Наконец я привел себя в равновесие. Путем долгих тренировок я укрепил свою бессовестность. Я удобно устроился в своем грехе. В конце концов я победил свой страх.

Однажды утром, проснувшись, я обнаружил на своем столе письмо, написанное моей рукой. На незапечатанном конверте был надписан адрес полевой почты Жана Карриона. Накануне я написал Жану и совершенно забыл об этом за ночь. Я не слишком этому удивился; с некоторых пор у меня случались провалы в памяти.

Я взял письмо, чтобы перечитать его. После первой страницы меня охватило такое отвращение, что мне пришлось остановиться. Признание в моей связи с Сюзанной любезно развернулось на четыре страницы. Это было написано моей рукой, это было чудовищно. От чтения меня прошиб холодный пот.
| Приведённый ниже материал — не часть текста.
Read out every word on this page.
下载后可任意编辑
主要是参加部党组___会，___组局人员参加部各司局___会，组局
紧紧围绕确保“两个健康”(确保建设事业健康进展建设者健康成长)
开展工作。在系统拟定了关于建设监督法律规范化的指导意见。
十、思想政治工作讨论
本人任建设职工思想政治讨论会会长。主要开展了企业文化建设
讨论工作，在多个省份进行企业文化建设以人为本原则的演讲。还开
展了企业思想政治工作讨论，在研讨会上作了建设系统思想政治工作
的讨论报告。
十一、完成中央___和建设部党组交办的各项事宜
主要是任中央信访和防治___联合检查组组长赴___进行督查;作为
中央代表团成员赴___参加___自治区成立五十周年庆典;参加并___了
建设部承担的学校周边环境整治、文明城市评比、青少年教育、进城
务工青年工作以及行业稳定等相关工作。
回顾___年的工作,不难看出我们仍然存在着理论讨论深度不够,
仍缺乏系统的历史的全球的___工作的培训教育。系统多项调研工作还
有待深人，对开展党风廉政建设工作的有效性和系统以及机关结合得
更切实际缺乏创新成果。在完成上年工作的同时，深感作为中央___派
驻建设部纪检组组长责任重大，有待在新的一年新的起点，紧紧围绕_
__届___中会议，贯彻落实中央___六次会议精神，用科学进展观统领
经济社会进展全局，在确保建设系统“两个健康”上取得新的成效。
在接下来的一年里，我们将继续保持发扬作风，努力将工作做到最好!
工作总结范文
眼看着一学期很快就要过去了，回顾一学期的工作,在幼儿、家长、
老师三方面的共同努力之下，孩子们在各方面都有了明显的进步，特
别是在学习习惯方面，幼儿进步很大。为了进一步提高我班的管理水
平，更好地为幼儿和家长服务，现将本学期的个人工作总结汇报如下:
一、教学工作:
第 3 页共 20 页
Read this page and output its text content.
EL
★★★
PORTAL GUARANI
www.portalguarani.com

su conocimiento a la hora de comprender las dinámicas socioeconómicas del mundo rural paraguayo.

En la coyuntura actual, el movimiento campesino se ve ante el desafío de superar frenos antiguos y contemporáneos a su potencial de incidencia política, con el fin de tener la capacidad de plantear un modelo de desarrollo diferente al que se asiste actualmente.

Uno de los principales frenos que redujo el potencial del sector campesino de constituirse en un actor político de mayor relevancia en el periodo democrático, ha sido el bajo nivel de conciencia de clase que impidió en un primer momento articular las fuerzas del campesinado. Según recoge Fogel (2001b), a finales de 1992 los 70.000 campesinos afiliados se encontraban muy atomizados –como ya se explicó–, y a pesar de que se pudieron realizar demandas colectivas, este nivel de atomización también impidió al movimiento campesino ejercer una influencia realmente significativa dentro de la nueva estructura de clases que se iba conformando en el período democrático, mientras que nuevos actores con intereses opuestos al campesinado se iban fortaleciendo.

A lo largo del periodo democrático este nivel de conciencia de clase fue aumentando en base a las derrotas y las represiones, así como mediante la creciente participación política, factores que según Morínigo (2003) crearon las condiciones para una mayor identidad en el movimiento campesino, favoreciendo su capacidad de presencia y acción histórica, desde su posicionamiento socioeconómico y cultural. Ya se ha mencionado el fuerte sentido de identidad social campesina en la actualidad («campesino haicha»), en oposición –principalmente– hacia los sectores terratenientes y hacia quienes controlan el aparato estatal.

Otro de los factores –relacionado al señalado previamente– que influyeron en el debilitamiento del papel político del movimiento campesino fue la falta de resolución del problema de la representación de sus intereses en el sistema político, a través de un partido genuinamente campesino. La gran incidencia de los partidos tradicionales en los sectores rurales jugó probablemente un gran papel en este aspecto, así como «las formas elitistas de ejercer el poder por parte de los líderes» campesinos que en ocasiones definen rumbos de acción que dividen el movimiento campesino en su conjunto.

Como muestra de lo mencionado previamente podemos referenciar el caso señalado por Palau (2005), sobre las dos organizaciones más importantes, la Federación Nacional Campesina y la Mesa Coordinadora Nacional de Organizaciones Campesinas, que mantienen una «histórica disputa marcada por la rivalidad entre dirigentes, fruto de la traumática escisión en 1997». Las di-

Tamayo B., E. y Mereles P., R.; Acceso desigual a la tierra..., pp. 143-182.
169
Положение мое было скандальным. На самом деле я об этом знал, и уже давно. Не это меня пугало. Во мне кричало острое чувство несогласия с собой. Я вдруг оказался не в ладу сам с собой. Между тем моментом, когда я написал письмо, и тем, когда я его прочел, пролегло мертвое пространство, которое ничто не могло заполнить, пространство одной ночи, в которую на этот раз я спал, в которую за время сна последняя капля морфия покинула мою кровь. И вот теперь, натощак, без наркотика, это письмо внушало мне только удивление и отвращение. Оно представлялось мне шифрованным посланием, написанным особыми чернилами, проявителя к которым у меня не было. Это письмо, написанное под наркотиком, можно было читать только под наркотиком.

Я разорвал его и сжег. Но не испытал от этого никакого облегчения.

То утро я провел в больнице, в операционной. Как обычно, я должен был ассистировать хирургу, высокому костлявому старику с узким ртом и живым взглядом. Несмотря на свой возраст, доктор Риго оперировал хорошо, но с претенциозной выспренностью, придавая каждому своему движению невероятное значение. Оперируя, он говорил, описывал свои действия или шутил о чем-нибудь, чтобы доказать, что даже без полной сосредоточенности он по-прежнему действует превосходно.